The terminal session can be terminated, and the download job will continue on the VM.

  • If the job is not active (this may show as [1]- ....):
    check for an error message in the output file : less nohup.out

example of using 'disown'

If you started a large download, and wanted it to continue without keeping the SSH connection with the VM:

  • e.g. scp username@host.address.edu.au:/data/files.tar.gz /mnt/data/
  • Password is entered at the prompt
  • Now the download begins. The standard output will appear in the terminal.
  • Press 'control' and 'Z' to pause the download.
  • There will be output like [1]+ Stopped scp ...
  • Enter bg to move the process to the background
  • There will be output like [1]+ nohup scp ..... &
  • The download will resume in the background.
  • The command jobs will show that the download job is still active.
  • Enter disown
  • Entering jobs will show that the download job is no longer listed
  • Entering ps shows that the processes involved in the download (e.g. ssh and scp) are active

The terminal session can be terminated, and the download job will continue on the VM.

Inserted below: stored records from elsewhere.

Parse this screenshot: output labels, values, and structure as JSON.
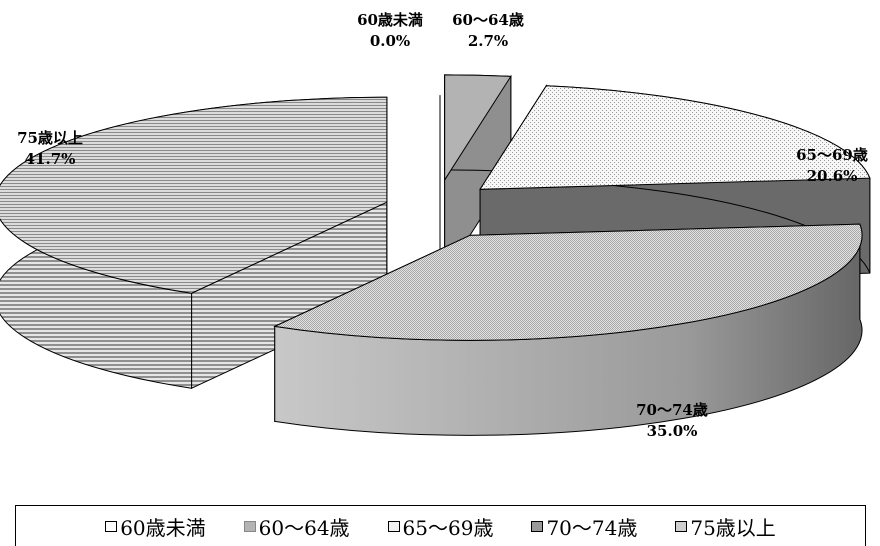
{
  "chart_data": {
    "type": "pie",
    "style": "3d-exploded",
    "categories": [
      "60歳未満",
      "60～64歳",
      "65～69歳",
      "70～74歳",
      "75歳以上"
    ],
    "values": [
      0.0,
      2.7,
      20.6,
      35.0,
      41.7
    ],
    "value_labels": [
      "0.0%",
      "2.7%",
      "20.6%",
      "35.0%",
      "41.7%"
    ],
    "unit": "%",
    "legend_position": "bottom",
    "colors": {
      "60歳未満": {
        "top": "#ffffff",
        "side": "#f0f0f0"
      },
      "60～64歳": {
        "top": "#b3b3b3",
        "side": "#8f8f8f"
      },
      "65～69歳": {
        "top": "#f2f2f2",
        "side": "#6a6a6a"
      },
      "70～74歳": {
        "top": "#d6d6d6",
        "side": "#a5a5a5"
      },
      "75歳以上": {
        "top": "#d0d0d0",
        "side": "#b8b8b8"
      }
    }
  }
}
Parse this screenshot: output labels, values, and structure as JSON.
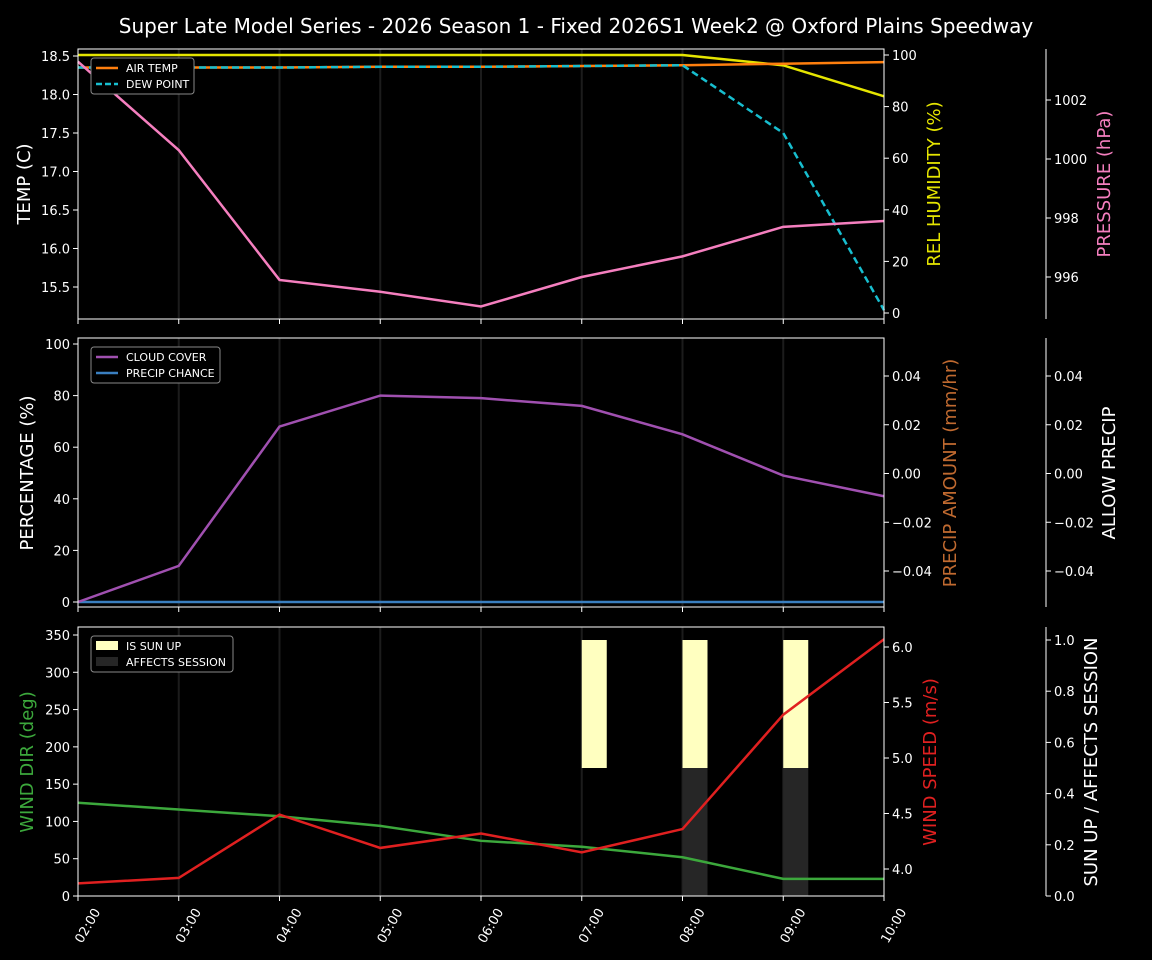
{
  "title": "Super Late Model Series - 2026 Season 1 - Fixed 2026S1 Week2 @ Oxford Plains Speedway",
  "colors": {
    "air_temp": "#ff7f0e",
    "dew_point": "#17becf",
    "humidity": "#e5e500",
    "pressure": "#f57fbf",
    "cloud_cover": "#a050b0",
    "precip_chance": "#3a7fc0",
    "precip_amount": "#c06a30",
    "wind_dir": "#3ca83c",
    "wind_speed": "#e02020",
    "sun_up": "#ffffc0",
    "affects_session": "#262626"
  },
  "chart_data": [
    {
      "type": "line",
      "title": "Super Late Model Series - 2026 Season 1 - Fixed 2026S1 Week2 @ Oxford Plains Speedway",
      "x": [
        "02:00",
        "03:00",
        "04:00",
        "05:00",
        "06:00",
        "07:00",
        "08:00",
        "09:00",
        "10:00"
      ],
      "ylabel": "TEMP (C)",
      "ylim": [
        15.1,
        18.55
      ],
      "yticks": [
        "15.5",
        "16.0",
        "16.5",
        "17.0",
        "17.5",
        "18.0",
        "18.5"
      ],
      "legend": [
        "AIR TEMP",
        "DEW POINT"
      ],
      "series": [
        {
          "name": "AIR TEMP",
          "axis": "TEMP (C)",
          "values": [
            18.35,
            18.35,
            18.35,
            18.36,
            18.36,
            18.37,
            18.38,
            18.4,
            18.42
          ]
        },
        {
          "name": "DEW POINT",
          "axis": "TEMP (C)",
          "style": "dashed",
          "values": [
            18.35,
            18.35,
            18.35,
            18.36,
            18.36,
            18.37,
            18.38,
            17.5,
            15.2
          ]
        },
        {
          "name": "REL HUMIDITY",
          "axis": "REL HUMIDITY (%)",
          "values": [
            100,
            100,
            100,
            100,
            100,
            100,
            100,
            96,
            84
          ]
        },
        {
          "name": "PRESSURE",
          "axis": "PRESSURE (hPa)",
          "values": [
            1003.3,
            1000.3,
            995.9,
            995.5,
            995.0,
            996.0,
            996.7,
            997.7,
            997.9
          ]
        }
      ],
      "right_axes": [
        {
          "label": "REL HUMIDITY (%)",
          "ticks": [
            "0",
            "20",
            "40",
            "60",
            "80",
            "100"
          ],
          "ylim": [
            -1,
            102
          ]
        },
        {
          "label": "PRESSURE (hPa)",
          "ticks": [
            "996",
            "998",
            "1000",
            "1002"
          ],
          "ylim": [
            994.4,
            1003.5
          ]
        }
      ]
    },
    {
      "type": "line",
      "x": [
        "02:00",
        "03:00",
        "04:00",
        "05:00",
        "06:00",
        "07:00",
        "08:00",
        "09:00",
        "10:00"
      ],
      "ylabel": "PERCENTAGE (%)",
      "ylim": [
        -2,
        102
      ],
      "yticks": [
        "0",
        "20",
        "40",
        "60",
        "80",
        "100"
      ],
      "legend": [
        "CLOUD COVER",
        "PRECIP CHANCE"
      ],
      "series": [
        {
          "name": "CLOUD COVER",
          "values": [
            0,
            14,
            68,
            80,
            79,
            76,
            65,
            49,
            41
          ]
        },
        {
          "name": "PRECIP CHANCE",
          "values": [
            0,
            0,
            0,
            0,
            0,
            0,
            0,
            0,
            0
          ]
        }
      ],
      "right_axes": [
        {
          "label": "PRECIP AMOUNT (mm/hr)",
          "ticks": [
            "−0.04",
            "−0.02",
            "0.00",
            "0.02",
            "0.04"
          ],
          "ylim": [
            -0.055,
            0.055
          ]
        },
        {
          "label": "ALLOW PRECIP",
          "ticks": [
            "−0.04",
            "−0.02",
            "0.00",
            "0.02",
            "0.04"
          ],
          "ylim": [
            -0.055,
            0.055
          ]
        }
      ]
    },
    {
      "type": "line",
      "x": [
        "02:00",
        "03:00",
        "04:00",
        "05:00",
        "06:00",
        "07:00",
        "08:00",
        "09:00",
        "10:00"
      ],
      "xlabel": "",
      "ylabel": "WIND DIR (deg)",
      "ylim": [
        0,
        360
      ],
      "yticks": [
        "0",
        "50",
        "100",
        "150",
        "200",
        "250",
        "300",
        "350"
      ],
      "legend": [
        "IS SUN UP",
        "AFFECTS SESSION"
      ],
      "series": [
        {
          "name": "WIND DIR",
          "axis": "WIND DIR (deg)",
          "values": [
            125,
            116,
            107,
            94,
            74,
            66,
            52,
            23,
            23
          ]
        },
        {
          "name": "WIND SPEED",
          "axis": "WIND SPEED (m/s)",
          "values": [
            3.87,
            3.92,
            4.49,
            4.19,
            4.32,
            4.15,
            4.36,
            5.39,
            6.07
          ]
        },
        {
          "name": "IS SUN UP",
          "type": "bar",
          "axis": "SUN UP / AFFECTS SESSION",
          "values": [
            0,
            0,
            0,
            0,
            0,
            1,
            1,
            1,
            0
          ]
        },
        {
          "name": "AFFECTS SESSION",
          "type": "bar",
          "axis": "SUN UP / AFFECTS SESSION",
          "values": [
            0,
            0,
            0,
            0,
            0,
            0,
            1,
            1,
            0
          ]
        }
      ],
      "right_axes": [
        {
          "label": "WIND SPEED (m/s)",
          "ticks": [
            "4.0",
            "4.5",
            "5.0",
            "5.5",
            "6.0"
          ],
          "ylim": [
            3.77,
            6.13
          ]
        },
        {
          "label": "SUN UP / AFFECTS SESSION",
          "ticks": [
            "0.0",
            "0.2",
            "0.4",
            "0.6",
            "0.8",
            "1.0"
          ],
          "ylim": [
            0,
            1.05
          ]
        }
      ]
    }
  ]
}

The Main Byobu / Screen Commands

'control' + 'a' (^a) is used to access the Screens commands during a Byobu session

Command Action
byobu -S <name> start a new virtual terminal session
byobu select an existing session to resume
^a then 'd' detach from the byobu session, you can resume it later
^a then '?' help (menu of commands)
^a then 'c' open a new tab
^a then 'n' or 'p' switch to next/previous tab
^a then 'k' kill the current tab
^a then 'A' give the tab a title
^a then '\' terminates the byobu session, permanently
exit terminates the byobu session, permanently

Table Summarising Options for keeping Processes Running

Command type Command 1.Use terminal 2.Output 3.Close window 4.To terminate
foreground (default) no printed termination ctrl c
background .... & yes printed termination kill[PID#]
nohup nohup ... no saved no termination ctrl c
nohup + bg nohup .... & yes saved no termination kill [PID#]
byobu byobu no (tabs) printed no termination ctrl a then k
byobu + nohup (combine commands) yes saved no termination kill [PID#]